Conversion Distal Femur Replacement with Telescoping Tibial Allograft
Background: Distal femur replacements have been utilized for major distal femoral bone loss such as in the case of osteosarcoma, allowing for the preservation of knee range of motion. Both cemented and uncemented fixation can be utilized but fixation strategy can be influenced by certain patient characteristics such as age, proximity of resection, and bone quality. With significant bone loss, fixation may be compromised leading to failure and higher rates of implant loosening.
Purpose: This video provides an overview and reviews a case presentation of a patient with significant distal femoral bone loss who underwent a distal femoral replacement with a telescoping tibial allograft.
Methods: The patient history and indications for a distal femoral replacement with a telescoping tibial allograft are presented. The patient is a 25-year-old male with a history of left distal femur osteosarcoma. His index procedure included a distal femoral resection and arthrodesis in 2016 performed outside of the United States. He underwent a revision arthrodesis with the use of compressive osseointegration fixation in 2023. However, he began to have worsening pain and difficulty ambulating. Imaging demonstrated loosening of the implant proximally and deficiency of proximal femoral bone stock.
Results: An incision was made through the previous anteromedial incision. Scar tissue surrounding the implant were peeled away and flaps were developed. Once the implant was exposed, the fusion component at the knee joint level was disengaged. The femoral component and tibial components were removed using a burr. A proximal tibial allograft was measured and cut to size to fit the femoral canal. The femoral canal was enlarged using a burr and a braided cable was prophylactically placed proximally around the femur. The tibial allograft was then telescoped into the femur. The femur with the tibial allograft were reamed to accommodate the distal femoral stem. Next, the metaphysis was reamed to accommodate a cone and a trial cone was placed.
Trial components are placed and traction was placed on the extremity to assess overall length of the construct. Once satisfied, the tibial and femoral components was assembled and cemented into placed. The hinge component was then linked and range of motion was assessed. A limited contact compression plate was then cut to the appropriate length and placed along the telescoping portion of the construct and secured with unicortical and bicortical screws.
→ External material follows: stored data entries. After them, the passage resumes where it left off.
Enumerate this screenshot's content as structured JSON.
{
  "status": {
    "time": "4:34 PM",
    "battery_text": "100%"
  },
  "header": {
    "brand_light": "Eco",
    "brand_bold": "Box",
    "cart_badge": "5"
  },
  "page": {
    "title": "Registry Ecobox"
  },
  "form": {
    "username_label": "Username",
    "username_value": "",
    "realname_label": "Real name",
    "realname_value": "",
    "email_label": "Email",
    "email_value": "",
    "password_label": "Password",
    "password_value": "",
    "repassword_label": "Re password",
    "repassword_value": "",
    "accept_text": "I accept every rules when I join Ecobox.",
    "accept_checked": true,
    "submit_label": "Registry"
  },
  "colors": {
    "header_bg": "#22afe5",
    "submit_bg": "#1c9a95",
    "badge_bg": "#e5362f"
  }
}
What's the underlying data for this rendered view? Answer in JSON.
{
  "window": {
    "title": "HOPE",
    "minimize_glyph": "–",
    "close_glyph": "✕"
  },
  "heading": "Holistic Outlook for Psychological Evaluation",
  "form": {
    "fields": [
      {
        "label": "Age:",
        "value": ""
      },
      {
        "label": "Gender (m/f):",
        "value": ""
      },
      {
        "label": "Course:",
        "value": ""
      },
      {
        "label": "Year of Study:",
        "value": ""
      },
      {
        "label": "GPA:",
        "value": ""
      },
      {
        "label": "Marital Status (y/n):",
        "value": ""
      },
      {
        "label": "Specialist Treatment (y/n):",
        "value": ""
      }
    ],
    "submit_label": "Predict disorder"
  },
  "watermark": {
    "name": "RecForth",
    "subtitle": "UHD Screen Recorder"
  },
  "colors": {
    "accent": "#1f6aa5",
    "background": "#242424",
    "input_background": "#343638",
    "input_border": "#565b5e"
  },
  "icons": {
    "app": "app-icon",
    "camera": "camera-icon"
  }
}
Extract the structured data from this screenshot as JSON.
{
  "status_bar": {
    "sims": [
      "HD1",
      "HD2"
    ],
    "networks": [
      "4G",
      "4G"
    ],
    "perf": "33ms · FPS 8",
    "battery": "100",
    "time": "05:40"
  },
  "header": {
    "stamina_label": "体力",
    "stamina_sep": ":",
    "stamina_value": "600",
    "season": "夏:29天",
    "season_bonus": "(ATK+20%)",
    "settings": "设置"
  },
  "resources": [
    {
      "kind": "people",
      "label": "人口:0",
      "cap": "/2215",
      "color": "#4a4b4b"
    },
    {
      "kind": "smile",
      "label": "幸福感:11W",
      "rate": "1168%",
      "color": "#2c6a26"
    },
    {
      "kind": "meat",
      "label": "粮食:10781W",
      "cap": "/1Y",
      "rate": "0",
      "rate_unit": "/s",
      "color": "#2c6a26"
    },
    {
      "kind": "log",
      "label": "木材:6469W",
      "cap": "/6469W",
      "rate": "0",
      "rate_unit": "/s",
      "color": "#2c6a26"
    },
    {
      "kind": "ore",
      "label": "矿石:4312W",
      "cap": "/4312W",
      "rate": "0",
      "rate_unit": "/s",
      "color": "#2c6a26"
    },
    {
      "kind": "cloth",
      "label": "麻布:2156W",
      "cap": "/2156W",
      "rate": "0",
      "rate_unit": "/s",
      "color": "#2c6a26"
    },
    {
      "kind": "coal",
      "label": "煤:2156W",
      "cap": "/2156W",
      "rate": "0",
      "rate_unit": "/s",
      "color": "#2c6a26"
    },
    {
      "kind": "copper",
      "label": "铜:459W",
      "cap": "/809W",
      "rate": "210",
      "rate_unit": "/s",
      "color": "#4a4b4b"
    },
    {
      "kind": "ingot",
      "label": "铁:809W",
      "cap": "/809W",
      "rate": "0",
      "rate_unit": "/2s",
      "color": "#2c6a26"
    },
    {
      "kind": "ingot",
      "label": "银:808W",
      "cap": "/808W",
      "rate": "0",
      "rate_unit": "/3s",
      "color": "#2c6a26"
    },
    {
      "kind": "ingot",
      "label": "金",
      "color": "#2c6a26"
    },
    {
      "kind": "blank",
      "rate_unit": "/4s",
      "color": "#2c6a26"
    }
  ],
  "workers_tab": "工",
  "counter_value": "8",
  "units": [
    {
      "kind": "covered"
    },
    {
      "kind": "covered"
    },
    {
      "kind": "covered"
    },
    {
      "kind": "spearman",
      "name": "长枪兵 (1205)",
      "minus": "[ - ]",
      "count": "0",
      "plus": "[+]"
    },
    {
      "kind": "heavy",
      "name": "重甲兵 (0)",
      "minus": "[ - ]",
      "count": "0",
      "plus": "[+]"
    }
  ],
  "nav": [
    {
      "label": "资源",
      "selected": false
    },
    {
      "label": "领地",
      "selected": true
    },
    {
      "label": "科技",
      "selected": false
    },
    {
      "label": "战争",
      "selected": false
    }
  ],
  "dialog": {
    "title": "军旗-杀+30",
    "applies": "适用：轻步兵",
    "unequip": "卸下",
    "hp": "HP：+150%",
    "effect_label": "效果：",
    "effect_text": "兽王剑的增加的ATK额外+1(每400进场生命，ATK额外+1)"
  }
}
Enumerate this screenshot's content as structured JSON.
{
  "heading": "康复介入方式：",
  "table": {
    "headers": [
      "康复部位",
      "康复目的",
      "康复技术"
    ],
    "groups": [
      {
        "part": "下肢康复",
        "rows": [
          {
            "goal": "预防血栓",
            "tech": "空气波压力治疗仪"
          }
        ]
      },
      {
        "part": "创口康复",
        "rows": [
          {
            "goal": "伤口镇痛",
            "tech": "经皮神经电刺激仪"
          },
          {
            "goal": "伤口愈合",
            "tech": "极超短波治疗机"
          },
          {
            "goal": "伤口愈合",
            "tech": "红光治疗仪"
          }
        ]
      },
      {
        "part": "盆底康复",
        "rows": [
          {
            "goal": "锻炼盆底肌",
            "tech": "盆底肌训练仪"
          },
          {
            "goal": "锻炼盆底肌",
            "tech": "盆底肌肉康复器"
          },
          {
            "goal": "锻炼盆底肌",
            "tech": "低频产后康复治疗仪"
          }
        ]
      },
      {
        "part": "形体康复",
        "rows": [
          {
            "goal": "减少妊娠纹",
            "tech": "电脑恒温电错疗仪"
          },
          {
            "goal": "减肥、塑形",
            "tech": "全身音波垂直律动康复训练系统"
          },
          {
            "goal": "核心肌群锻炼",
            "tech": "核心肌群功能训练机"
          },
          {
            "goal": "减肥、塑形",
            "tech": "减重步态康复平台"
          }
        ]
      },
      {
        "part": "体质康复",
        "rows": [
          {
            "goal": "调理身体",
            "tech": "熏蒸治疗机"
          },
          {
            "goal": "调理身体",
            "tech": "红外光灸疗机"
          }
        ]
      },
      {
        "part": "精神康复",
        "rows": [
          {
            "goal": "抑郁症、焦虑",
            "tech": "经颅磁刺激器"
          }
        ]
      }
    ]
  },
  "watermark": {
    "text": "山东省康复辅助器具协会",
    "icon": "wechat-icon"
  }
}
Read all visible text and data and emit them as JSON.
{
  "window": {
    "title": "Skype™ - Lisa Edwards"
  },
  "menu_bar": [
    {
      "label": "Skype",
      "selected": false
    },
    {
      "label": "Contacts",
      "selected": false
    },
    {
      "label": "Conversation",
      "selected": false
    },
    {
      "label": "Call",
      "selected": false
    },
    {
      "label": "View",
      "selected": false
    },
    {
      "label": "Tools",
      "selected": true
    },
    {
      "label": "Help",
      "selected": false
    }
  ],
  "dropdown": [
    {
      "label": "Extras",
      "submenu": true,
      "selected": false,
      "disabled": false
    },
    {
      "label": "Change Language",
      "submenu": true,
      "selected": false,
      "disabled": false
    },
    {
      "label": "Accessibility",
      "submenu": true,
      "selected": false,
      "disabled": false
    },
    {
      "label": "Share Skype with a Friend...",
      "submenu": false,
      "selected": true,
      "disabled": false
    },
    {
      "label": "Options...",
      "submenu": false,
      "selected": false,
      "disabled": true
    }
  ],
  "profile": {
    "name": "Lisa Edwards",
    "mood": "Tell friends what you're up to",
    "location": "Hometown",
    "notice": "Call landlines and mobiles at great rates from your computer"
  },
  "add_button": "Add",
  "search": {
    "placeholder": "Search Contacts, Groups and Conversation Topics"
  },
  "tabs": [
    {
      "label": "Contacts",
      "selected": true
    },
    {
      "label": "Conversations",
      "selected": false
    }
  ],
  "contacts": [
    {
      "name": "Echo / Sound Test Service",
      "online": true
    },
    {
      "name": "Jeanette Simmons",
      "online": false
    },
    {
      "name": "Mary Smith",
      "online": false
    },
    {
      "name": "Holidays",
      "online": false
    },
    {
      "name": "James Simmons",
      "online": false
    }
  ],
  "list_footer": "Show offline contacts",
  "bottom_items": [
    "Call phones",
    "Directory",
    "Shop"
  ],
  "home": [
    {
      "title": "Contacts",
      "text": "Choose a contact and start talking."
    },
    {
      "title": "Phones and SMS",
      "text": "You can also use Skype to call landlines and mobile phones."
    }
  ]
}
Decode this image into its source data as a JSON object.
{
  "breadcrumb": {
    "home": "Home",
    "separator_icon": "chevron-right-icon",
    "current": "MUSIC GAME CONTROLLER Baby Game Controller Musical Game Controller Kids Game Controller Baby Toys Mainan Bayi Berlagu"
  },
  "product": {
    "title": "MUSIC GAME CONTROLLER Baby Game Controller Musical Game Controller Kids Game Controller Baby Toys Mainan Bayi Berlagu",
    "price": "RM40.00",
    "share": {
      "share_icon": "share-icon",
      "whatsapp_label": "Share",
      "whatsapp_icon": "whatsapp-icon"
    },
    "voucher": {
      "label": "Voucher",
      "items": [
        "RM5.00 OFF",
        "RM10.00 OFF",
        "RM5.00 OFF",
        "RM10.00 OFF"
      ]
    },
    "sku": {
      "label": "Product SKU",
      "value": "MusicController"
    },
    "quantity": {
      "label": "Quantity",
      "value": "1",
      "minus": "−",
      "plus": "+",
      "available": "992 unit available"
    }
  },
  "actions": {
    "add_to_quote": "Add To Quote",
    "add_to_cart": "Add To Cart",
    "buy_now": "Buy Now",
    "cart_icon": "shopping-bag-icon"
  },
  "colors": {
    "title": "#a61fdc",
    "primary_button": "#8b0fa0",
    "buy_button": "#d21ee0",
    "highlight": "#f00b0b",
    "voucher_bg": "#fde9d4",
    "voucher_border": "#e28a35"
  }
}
The wound was thoroughly irrigated with a betadine solution, and the wound was closed in a layered fashion.
He was made non-weight bearing with full range of motion of the knee. At 3 months postoperatively, the patient had 0-35°of flexion. His incision was well healed, and radiographs demonstrated stable implants without evidence of loosening.
Conclusion: Limited proximal femoral bone stock can risk implant failure due to inadequate fixation after distal femoral replacement. In the setting of previous osteosarcoma, distal femoral replacements had an overall survivorship of 88% at 10 years. Telescoping tibial allografts can provide additional bone stock proximally for fixation with an 80% survivorship at 7 years. Operative planning including implant selection, availability of fluoroscopy, and prophylactic fixation are essential to successfully performing a distal femoral replacement in a patient with limited proximal femoral bone.